Meta-learning of Gibbs states for many-body Hamiltonians with applications to Quantum Boltzmann Machines
Ruchira V Bhat, Rahul Bhowmick, Avinash Singh, Krishna Kumar Sabapathy
TL;DR
This work tackles the challenge of efficiently preparing quantum Gibbs states for parametrized many-body Hamiltonians on NISQ devices. It introduces two meta-learning frameworks, Meta-VQT and NN Meta-VQT, to learn a single, generalizable circuit that outputs Gibbs states $\rho(\vec{h})$ across unseen Hamiltonian parameters by encoding $\vec{h}$ into the circuit and optimizing a finite-temperature Gibbs free energy objective.
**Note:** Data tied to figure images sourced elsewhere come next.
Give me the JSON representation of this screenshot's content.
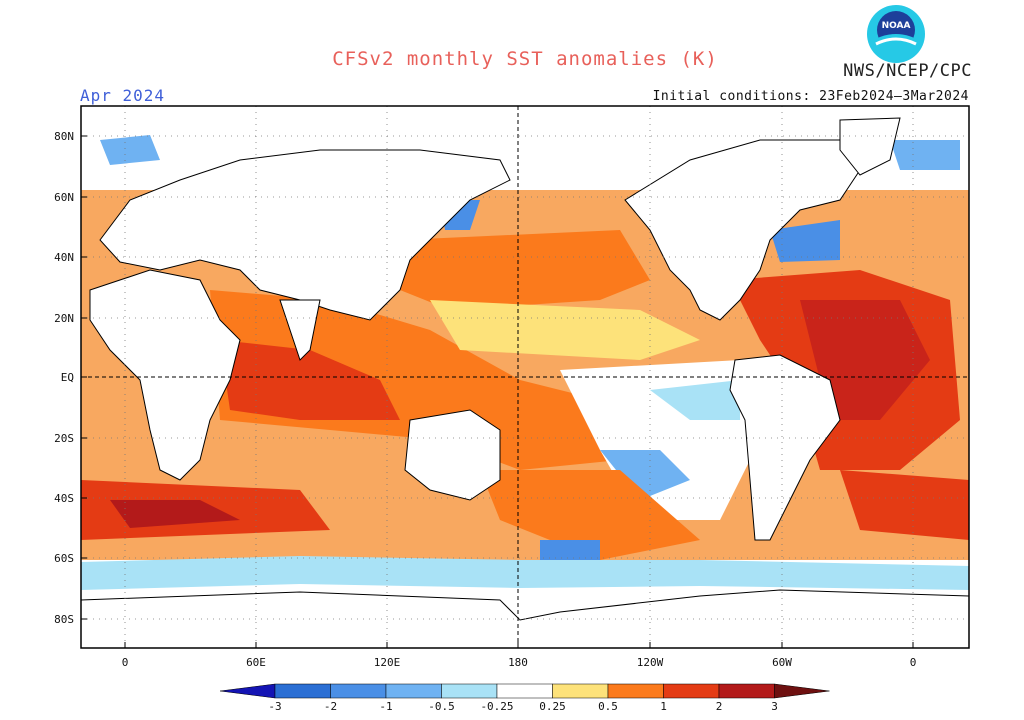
{
  "header": {
    "title": "CFSv2 monthly SST anomalies (K)",
    "agency": "NWS/NCEP/CPC",
    "month": "Apr 2024",
    "initial_conditions": "Initial conditions: 23Feb2024–3Mar2024",
    "logo_text": "NOAA"
  },
  "axes": {
    "lat_labels": [
      "80N",
      "60N",
      "40N",
      "20N",
      "EQ",
      "20S",
      "40S",
      "60S",
      "80S"
    ],
    "lon_labels": [
      "0",
      "60E",
      "120E",
      "180",
      "120W",
      "60W",
      "0"
    ]
  },
  "colorbar": {
    "labels": [
      "-3",
      "-2",
      "-1",
      "-0.5",
      "-0.25",
      "0.25",
      "0.5",
      "1",
      "2",
      "3"
    ],
    "colors": [
      "#1414b4",
      "#2b6fd4",
      "#4a8fe6",
      "#6fb2f2",
      "#a9e2f6",
      "#ffffff",
      "#fde27a",
      "#fb7a1c",
      "#e43b14",
      "#b31a1a",
      "#6e1010",
      "#8a6050"
    ]
  }
}
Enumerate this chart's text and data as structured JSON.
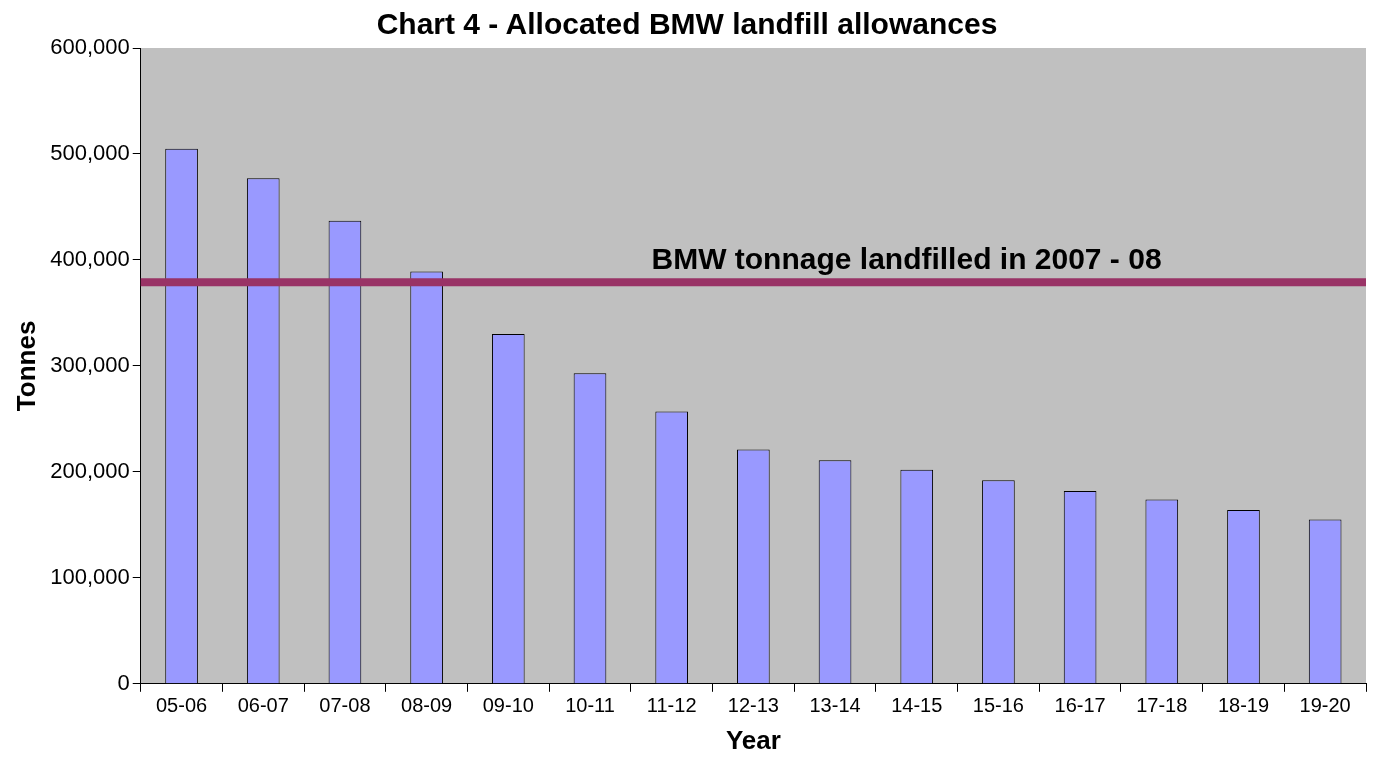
{
  "chart_data": {
    "type": "bar",
    "title": "Chart 4 - Allocated BMW landfill allowances",
    "xlabel": "Year",
    "ylabel": "Tonnes",
    "categories": [
      "05-06",
      "06-07",
      "07-08",
      "08-09",
      "09-10",
      "10-11",
      "11-12",
      "12-13",
      "13-14",
      "14-15",
      "15-16",
      "16-17",
      "17-18",
      "18-19",
      "19-20"
    ],
    "values": [
      505000,
      477000,
      437000,
      389000,
      330000,
      293000,
      257000,
      221000,
      211000,
      202000,
      192000,
      182000,
      174000,
      164000,
      155000
    ],
    "color": "#9999ff",
    "ylim": [
      0,
      600000
    ],
    "yticks": [
      {
        "value": 0,
        "label": "0"
      },
      {
        "value": 100000,
        "label": "100,000"
      },
      {
        "value": 200000,
        "label": "200,000"
      },
      {
        "value": 300000,
        "label": "300,000"
      },
      {
        "value": 400000,
        "label": "400,000"
      },
      {
        "value": 500000,
        "label": "500,000"
      },
      {
        "value": 600000,
        "label": "600,000"
      }
    ],
    "ref_lines": [
      {
        "axis": "y",
        "value": 379000,
        "label": "BMW tonnage landfilled in 2007 - 08",
        "color": "#993366"
      }
    ],
    "grid": false,
    "legend": false
  }
}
The methods demonstrate accurate Gibbs-state generation for the Transverse Field Ising Model up to 8 qubits, robust finite-temperature behavior in a Kitaev ring, and substantial speedups in Quantum Boltzmann Machine training (up to 30×) compared with VarQITE-based approaches, with NN Meta-VQT providing superior scalability in larger systems. These results indicate a scalable, practical route to memory-efficient Gibbs-state preparation and accelerated quantum-machine-learning workflows on near-term devices.
Abstract
The preparation of quantum Gibbs states is a fundamental challenge in quantum computing, essential for applications ranging from modeling open quantum systems to quantum machine learning. Building on the Meta-Variational Quantum Eigensolver framework proposed by Cervera-Lierta et al.(2021) and a problem driven ansatz design, we introduce two meta-learning algorithms: Meta-Variational Quantum Thermalizer (Meta-VQT) and Neural Network Meta-VQT (NN-Meta VQT) for efficient thermal state preparation of parametrized Hamiltonians on Noisy Intermediate-Scale Quantum (NISQ) devices. Meta-VQT utilizes a fully quantum ansatz, while NN Meta-VQT integrates a quantum classical hybrid architecture. Both leverage collective optimization over training sets to generalize Gibbs state preparation to unseen parameters. We validate our methods on upto 8-qubit Transverse Field Ising Model and the 2-qubit Heisenberg model with all field terms, demonstrating efficient thermal state generation beyond training data. For larger systems, we show that our meta-learned parameters when combined with appropriately designed ansatz serve as warm start initializations, significantly outperforming random initializations in the optimization tasks. Furthermore, a 3- qubit Kitaev ring example showcases our algorithm's effectiveness across finite-temperature crossover regimes. Finally, we apply our algorithms to train a Quantum Boltzmann Machine (QBM) on a 2-qubit Heisenberg model with all field terms, achieving enhanced training efficiency, improved Gibbs state accuracy, and a 30-fold runtime speedup over existing techniques such as variational quantum imaginary time (VarQITE)-based QBM highlighting the scalability and practicality of meta-algorithm-based QBMs.